Monge, Bregman and Occam: Interpretable Optimal Transport in High-Dimensions with Feature-Sparse Maps
This work addresses the challenge of interpretability in high-dimensional optimal transport for applications like genomics, offering a method to retain gene-level insights, though it is incremental in building on existing entropic map approaches.
The authors tackled the problem of estimating interpretable optimal transport maps in high-dimensional spaces by proposing a new model that uses sparsity-inducing regularizers to produce feature-sparse displacement vectors, enabling meaningful analysis of single-cell transcription data in a 34,000-dimensional gene count space without dimensionality reduction.

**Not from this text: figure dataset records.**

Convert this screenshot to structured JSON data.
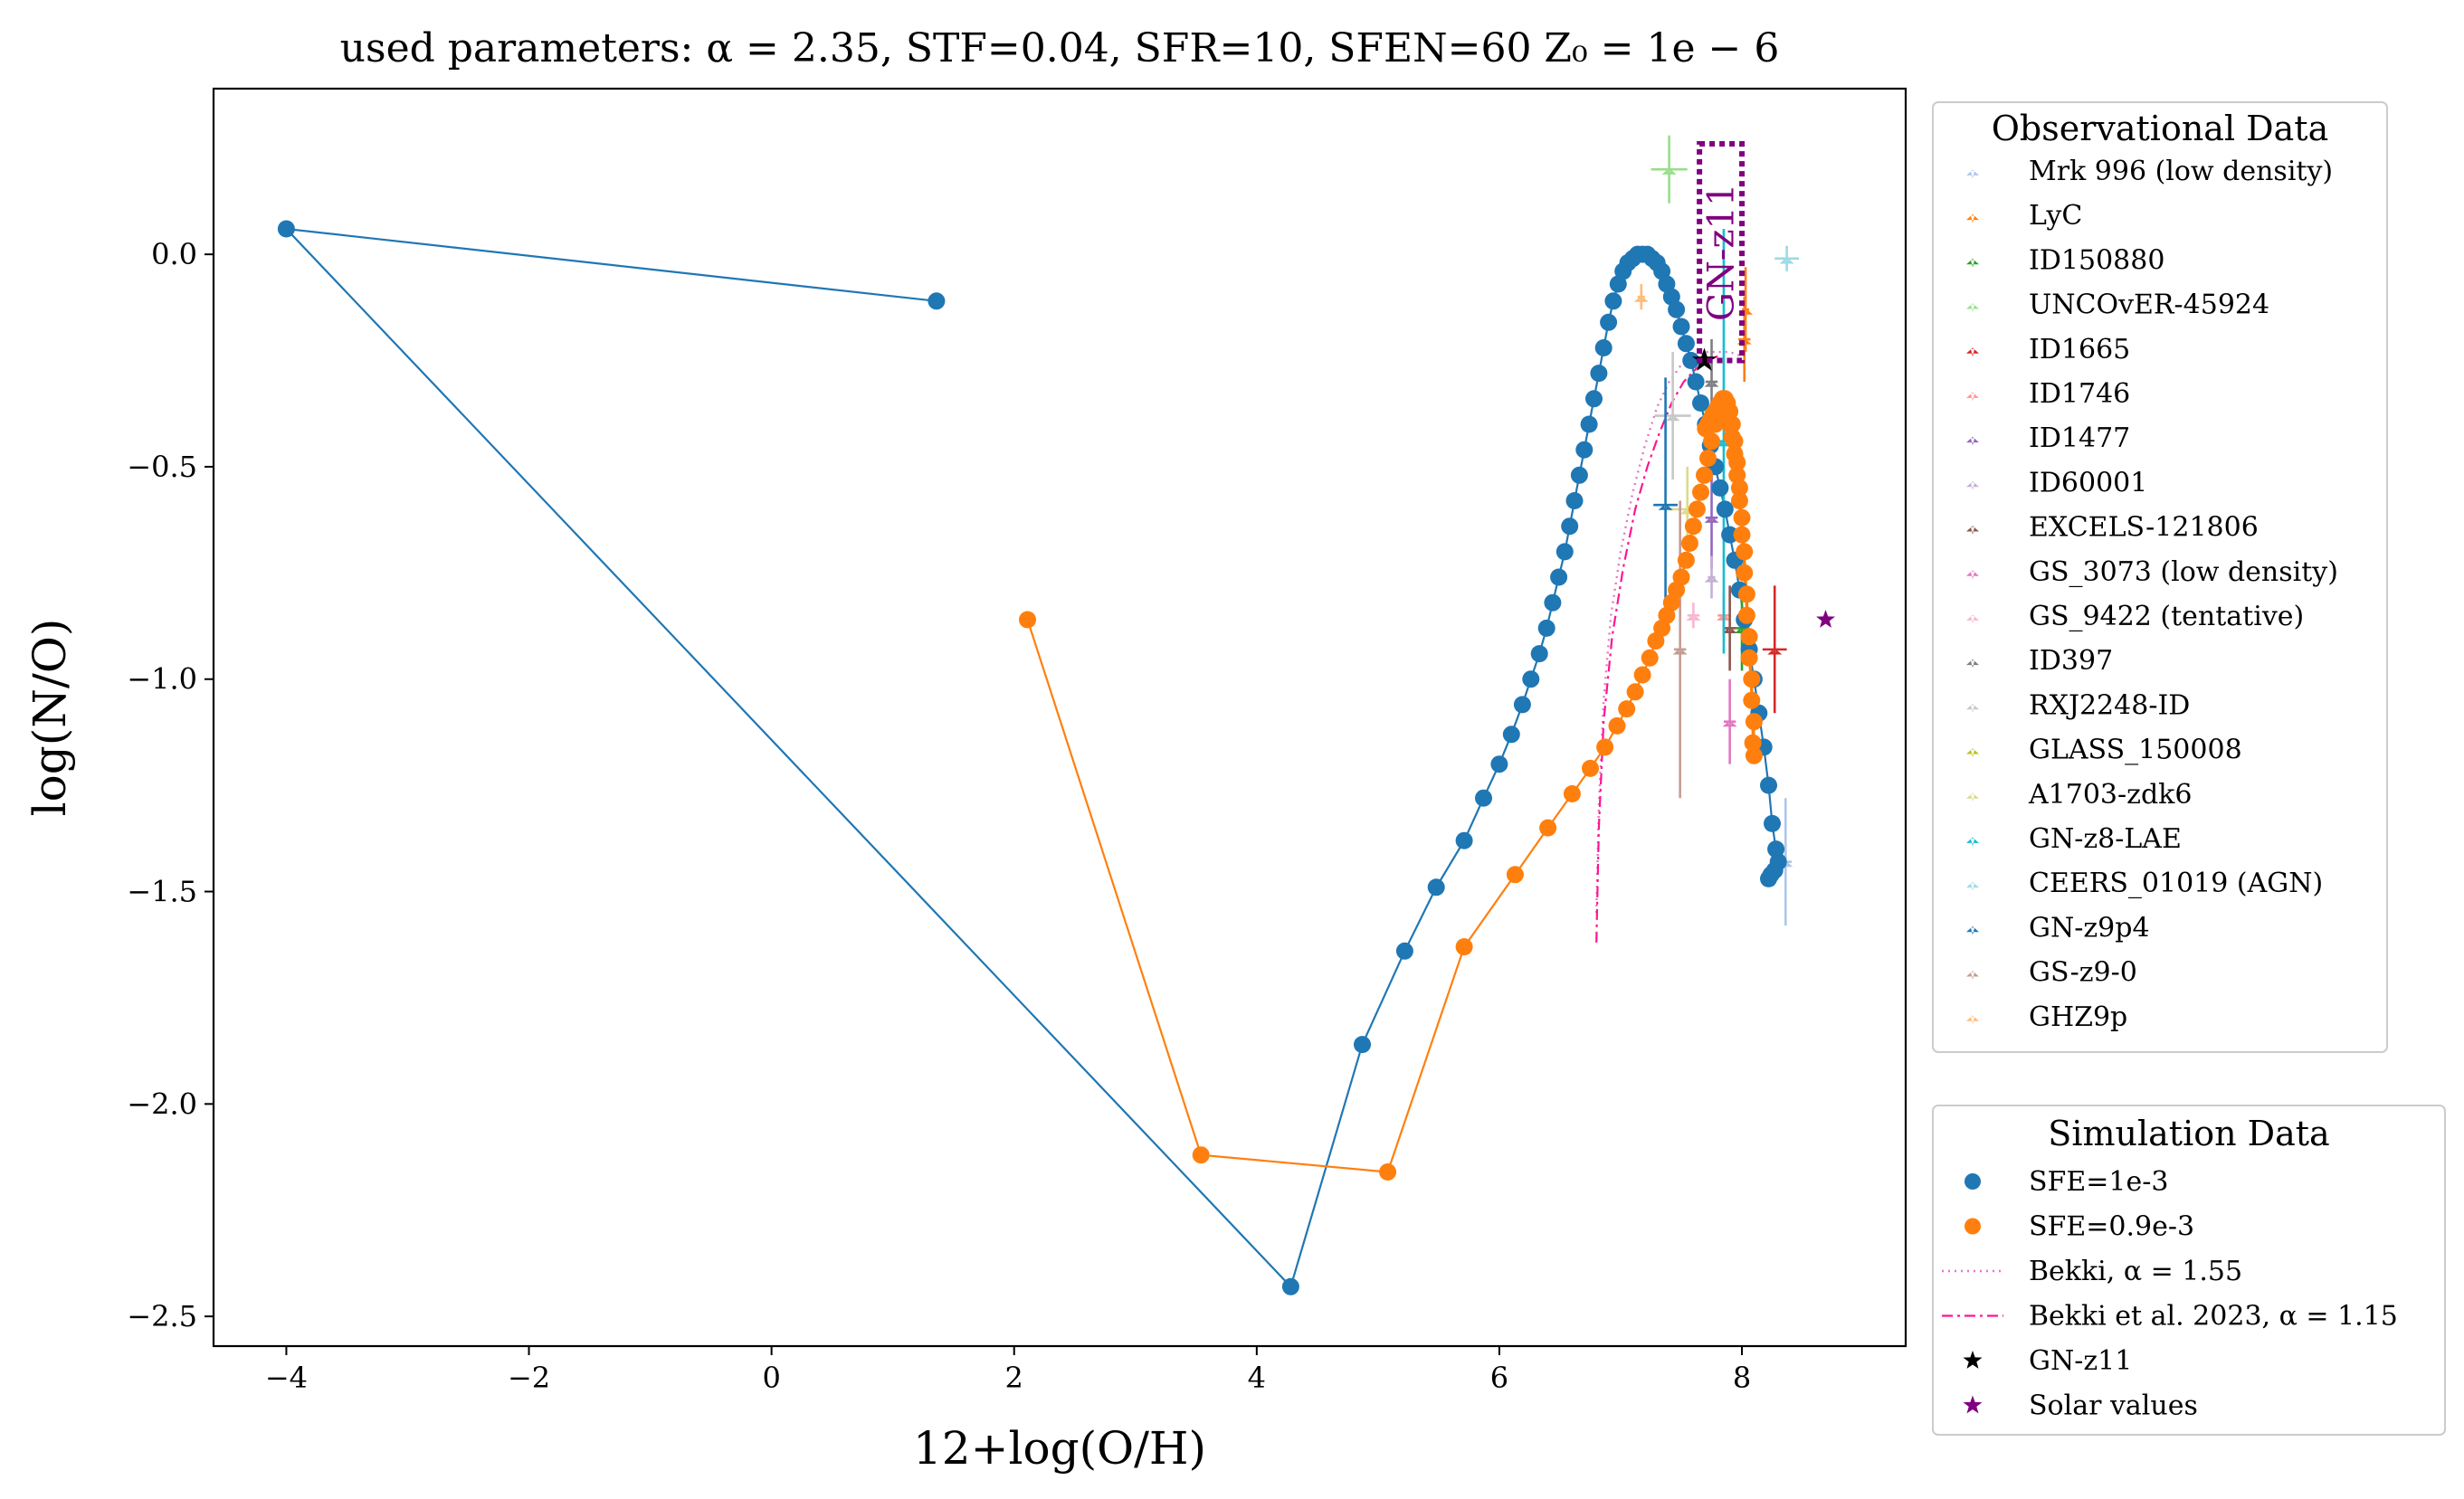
{
  "chart_data": {
    "type": "scatter",
    "title": "used parameters: α = 2.35, STF=0.04, SFR=10, SFEN=60 Z₀ = 1e − 6",
    "xlabel": "12+log(O/H)",
    "ylabel": "log(N/O)",
    "xlim": [
      -4.6,
      9.35
    ],
    "ylim": [
      -2.57,
      0.39
    ],
    "xticks": [
      -4,
      -2,
      0,
      2,
      4,
      6,
      8
    ],
    "yticks": [
      -2.5,
      -2.0,
      -1.5,
      -1.0,
      -0.5,
      0.0
    ],
    "xtick_labels": [
      "−4",
      "−2",
      "0",
      "2",
      "4",
      "6",
      "8"
    ],
    "ytick_labels": [
      "−2.5",
      "−2.0",
      "−1.5",
      "−1.0",
      "−0.5",
      "0.0"
    ],
    "grid": false,
    "annotation": {
      "text": "GN-z11",
      "color": "#800080",
      "box": {
        "x": [
          7.65,
          8.0
        ],
        "y": [
          -0.25,
          0.26
        ]
      }
    },
    "observational_legend": {
      "title": "Observational Data",
      "placement": "right-top",
      "entries": [
        {
          "name": "Mrk 996 (low density)",
          "color": "#aec7e8"
        },
        {
          "name": "LyC",
          "color": "#ff7f0e"
        },
        {
          "name": "ID150880",
          "color": "#2ca02c"
        },
        {
          "name": "UNCOvER-45924",
          "color": "#98df8a"
        },
        {
          "name": "ID1665",
          "color": "#d62728"
        },
        {
          "name": "ID1746",
          "color": "#ff9896"
        },
        {
          "name": "ID1477",
          "color": "#9467bd"
        },
        {
          "name": "ID60001",
          "color": "#c5b0d5"
        },
        {
          "name": "EXCELS-121806",
          "color": "#8c564b"
        },
        {
          "name": "GS_3073 (low density)",
          "color": "#e377c2"
        },
        {
          "name": "GS_9422 (tentative)",
          "color": "#f7b6d2"
        },
        {
          "name": "ID397",
          "color": "#7f7f7f"
        },
        {
          "name": "RXJ2248-ID",
          "color": "#c7c7c7"
        },
        {
          "name": "GLASS_150008",
          "color": "#bcbd22"
        },
        {
          "name": "A1703-zdk6",
          "color": "#dbdb8d"
        },
        {
          "name": "GN-z8-LAE",
          "color": "#17becf"
        },
        {
          "name": "CEERS_01019 (AGN)",
          "color": "#9edae5"
        },
        {
          "name": "GN-z9p4",
          "color": "#1f77b4"
        },
        {
          "name": "GS-z9-0",
          "color": "#c49c94"
        },
        {
          "name": "GHZ9p",
          "color": "#ffbb78"
        }
      ]
    },
    "simulation_legend": {
      "title": "Simulation Data",
      "placement": "right-bottom",
      "entries": [
        {
          "name": "SFE=1e-3",
          "color": "#1f77b4",
          "marker": "circle"
        },
        {
          "name": "SFE=0.9e-3",
          "color": "#ff7f0e",
          "marker": "circle"
        },
        {
          "name": "Bekki, α = 1.55",
          "color": "#e377c2",
          "marker": "dotted"
        },
        {
          "name": "Bekki et al. 2023, α = 1.15",
          "color": "#ff1493",
          "marker": "dashdot"
        },
        {
          "name": "GN-z11",
          "color": "#000000",
          "marker": "star"
        },
        {
          "name": "Solar values",
          "color": "#800080",
          "marker": "star"
        }
      ]
    },
    "observations": [
      {
        "name": "Mrk 996 (low density)",
        "x": 8.36,
        "y": -1.43,
        "xerr": 0.05,
        "yerr": 0.15
      },
      {
        "name": "LyC",
        "x": 8.03,
        "y": -0.13,
        "xerr": 0.03,
        "yerr": 0.1
      },
      {
        "name": "LyC",
        "x": 8.02,
        "y": -0.2,
        "xerr": 0.05,
        "yerr": 0.1
      },
      {
        "name": "ID150880",
        "x": 8.0,
        "y": -0.88,
        "xerr": 0.05,
        "yerr": 0.1
      },
      {
        "name": "UNCOvER-45924",
        "x": 7.4,
        "y": 0.2,
        "xerr": 0.15,
        "yerr": 0.08
      },
      {
        "name": "ID1665",
        "x": 8.27,
        "y": -0.93,
        "xerr": 0.1,
        "yerr": 0.15
      },
      {
        "name": "ID1746",
        "x": 7.85,
        "y": -0.85,
        "xerr": 0.05,
        "yerr": 0.05
      },
      {
        "name": "ID1477",
        "x": 7.75,
        "y": -0.62,
        "xerr": 0.05,
        "yerr": 0.12
      },
      {
        "name": "ID60001",
        "x": 7.75,
        "y": -0.76,
        "xerr": 0.03,
        "yerr": 0.05
      },
      {
        "name": "EXCELS-121806",
        "x": 7.9,
        "y": -0.88,
        "xerr": 0.05,
        "yerr": 0.1
      },
      {
        "name": "GS_3073 (low density)",
        "x": 7.9,
        "y": -1.1,
        "xerr": 0.05,
        "yerr": 0.1
      },
      {
        "name": "GS_9422 (tentative)",
        "x": 7.6,
        "y": -0.85,
        "xerr": 0.05,
        "yerr": 0.03
      },
      {
        "name": "ID397",
        "x": 7.75,
        "y": -0.3,
        "xerr": 0.05,
        "yerr": 0.1
      },
      {
        "name": "RXJ2248-ID",
        "x": 7.43,
        "y": -0.38,
        "xerr": 0.15,
        "yerr": 0.15
      },
      {
        "name": "GLASS_150008",
        "x": 7.7,
        "y": -0.4,
        "xerr": 0.05,
        "yerr": 0.05
      },
      {
        "name": "A1703-zdk6",
        "x": 7.55,
        "y": -0.6,
        "xerr": 0.15,
        "yerr": 0.1
      },
      {
        "name": "GN-z8-LAE",
        "x": 7.85,
        "y": -0.44,
        "xerr": 0.1,
        "yerr": 0.5
      },
      {
        "name": "CEERS_01019 (AGN)",
        "x": 8.37,
        "y": -0.01,
        "xerr": 0.1,
        "yerr": 0.03
      },
      {
        "name": "GN-z9p4",
        "x": 7.37,
        "y": -0.59,
        "xerr": 0.1,
        "yerr": 0.3
      },
      {
        "name": "GS-z9-0",
        "x": 7.49,
        "y": -0.93,
        "xerr": 0.05,
        "yerr": 0.35
      },
      {
        "name": "GHZ9p",
        "x": 7.17,
        "y": -0.1,
        "xerr": 0.03,
        "yerr": 0.03
      }
    ],
    "gnz11": {
      "x": 7.69,
      "y": -0.25
    },
    "solar": {
      "x": 8.69,
      "y": -0.86
    },
    "series": [
      {
        "name": "SFE=1e-3",
        "color": "#1f77b4",
        "x": [
          1.36,
          -4.0,
          4.28,
          4.87,
          5.22,
          5.48,
          5.71,
          5.87,
          6.0,
          6.1,
          6.19,
          6.26,
          6.33,
          6.39,
          6.44,
          6.49,
          6.54,
          6.58,
          6.62,
          6.66,
          6.7,
          6.74,
          6.78,
          6.82,
          6.86,
          6.9,
          6.94,
          6.98,
          7.02,
          7.06,
          7.1,
          7.14,
          7.18,
          7.22,
          7.26,
          7.3,
          7.34,
          7.38,
          7.42,
          7.46,
          7.5,
          7.54,
          7.58,
          7.62,
          7.66,
          7.7,
          7.74,
          7.78,
          7.82,
          7.86,
          7.9,
          7.94,
          7.98,
          8.02,
          8.06,
          8.1,
          8.14,
          8.18,
          8.22,
          8.25,
          8.28,
          8.3,
          8.27,
          8.24,
          8.22
        ],
        "y": [
          -0.11,
          0.06,
          -2.43,
          -1.86,
          -1.64,
          -1.49,
          -1.38,
          -1.28,
          -1.2,
          -1.13,
          -1.06,
          -1.0,
          -0.94,
          -0.88,
          -0.82,
          -0.76,
          -0.7,
          -0.64,
          -0.58,
          -0.52,
          -0.46,
          -0.4,
          -0.34,
          -0.28,
          -0.22,
          -0.16,
          -0.11,
          -0.07,
          -0.04,
          -0.02,
          -0.01,
          0.0,
          0.0,
          0.0,
          -0.01,
          -0.02,
          -0.04,
          -0.07,
          -0.1,
          -0.13,
          -0.17,
          -0.21,
          -0.25,
          -0.3,
          -0.35,
          -0.4,
          -0.45,
          -0.5,
          -0.55,
          -0.6,
          -0.66,
          -0.72,
          -0.79,
          -0.86,
          -0.93,
          -1.0,
          -1.08,
          -1.16,
          -1.25,
          -1.34,
          -1.4,
          -1.43,
          -1.45,
          -1.46,
          -1.47
        ]
      },
      {
        "name": "SFE=0.9e-3",
        "color": "#ff7f0e",
        "x": [
          2.11,
          3.54,
          5.08,
          5.71,
          6.13,
          6.4,
          6.6,
          6.75,
          6.87,
          6.97,
          7.05,
          7.12,
          7.18,
          7.24,
          7.29,
          7.34,
          7.38,
          7.42,
          7.46,
          7.5,
          7.54,
          7.57,
          7.6,
          7.63,
          7.66,
          7.69,
          7.72,
          7.75,
          7.78,
          7.8,
          7.82,
          7.84,
          7.86,
          7.88,
          7.9,
          7.92,
          7.94,
          7.96,
          7.98,
          8.0,
          8.02,
          8.04,
          8.06,
          8.08,
          8.1,
          8.1,
          8.09,
          8.08,
          8.06,
          8.04,
          8.02,
          8.0,
          7.98,
          7.96,
          7.94,
          7.92,
          7.9,
          7.88,
          7.86,
          7.84,
          7.82,
          7.8,
          7.78,
          7.76,
          7.74,
          7.72,
          7.7
        ],
        "y": [
          -0.86,
          -2.12,
          -2.16,
          -1.63,
          -1.46,
          -1.35,
          -1.27,
          -1.21,
          -1.16,
          -1.11,
          -1.07,
          -1.03,
          -0.99,
          -0.95,
          -0.91,
          -0.88,
          -0.85,
          -0.82,
          -0.79,
          -0.76,
          -0.72,
          -0.68,
          -0.64,
          -0.6,
          -0.56,
          -0.52,
          -0.48,
          -0.44,
          -0.4,
          -0.37,
          -0.35,
          -0.34,
          -0.34,
          -0.35,
          -0.37,
          -0.4,
          -0.44,
          -0.49,
          -0.55,
          -0.62,
          -0.7,
          -0.8,
          -0.9,
          -1.0,
          -1.1,
          -1.18,
          -1.15,
          -1.05,
          -0.95,
          -0.85,
          -0.75,
          -0.66,
          -0.58,
          -0.52,
          -0.47,
          -0.43,
          -0.4,
          -0.38,
          -0.36,
          -0.35,
          -0.35,
          -0.36,
          -0.37,
          -0.38,
          -0.39,
          -0.4,
          -0.41
        ]
      }
    ],
    "bekki_155": {
      "name": "Bekki, α = 1.55",
      "color": "#e377c2",
      "x": [
        6.8,
        6.82,
        6.86,
        6.92,
        7.0,
        7.1,
        7.2,
        7.3,
        7.4,
        7.5,
        7.6,
        7.7,
        7.8,
        7.9,
        8.0,
        8.05
      ],
      "y": [
        -1.55,
        -1.3,
        -1.05,
        -0.85,
        -0.7,
        -0.56,
        -0.45,
        -0.36,
        -0.3,
        -0.26,
        -0.24,
        -0.23,
        -0.23,
        -0.23,
        -0.24,
        -0.24
      ]
    },
    "bekki_115": {
      "name": "Bekki et al. 2023, α = 1.15",
      "color": "#ff1493",
      "x": [
        6.8,
        6.82,
        6.86,
        6.93,
        7.02,
        7.12,
        7.22,
        7.32,
        7.42,
        7.52,
        7.62,
        7.72,
        7.8
      ],
      "y": [
        -1.62,
        -1.35,
        -1.1,
        -0.9,
        -0.74,
        -0.6,
        -0.5,
        -0.42,
        -0.35,
        -0.3,
        -0.27,
        -0.25,
        -0.24
      ]
    }
  }
}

Optimal transport (OT) theory focuses, among all maps $T:\mathbb{R}^d\rightarrow \mathbb{R}^d$ that can morph a probability measure onto another, on those that are the ``thriftiest'', i.e. such that the averaged cost $c(x, T(x))$ between $x$ and its image $T(x)$ be as small as possible. Many computational approaches have been proposed to estimate such Monge maps when $c$ is the $\ell_2^2$ distance, e.g., using entropic maps [Pooladian'22], or neural networks [Makkuva'20, Korotin'20]. We propose a new model for transport maps, built on a family of translation invariant costs $c(x, y):=h(x-y)$, where $h:=\tfrac{1}{2}\|\cdot\|_2^2+τ$ and $τ$ is a regularizer. We propose a generalization of the entropic map suitable for $h$, and highlight a surprising link tying it with the Bregman centroids of the divergence $D_h$ generated by $h$, and the proximal operator of $τ$. We show that choosing a sparsity-inducing norm for $τ$ results in maps that apply Occam's razor to transport, in the sense that the displacement vectors $Δ(x):= T(x)-x$ they induce are sparse, with a sparsity pattern that varies depending on $x$. We showcase the ability of our method to estimate meaningful OT maps for high-dimensional single-cell transcription data, in the $34000$-$d$ space of gene counts for cells, without using dimensionality reduction, thus retaining the ability to interpret all displacements at the gene level.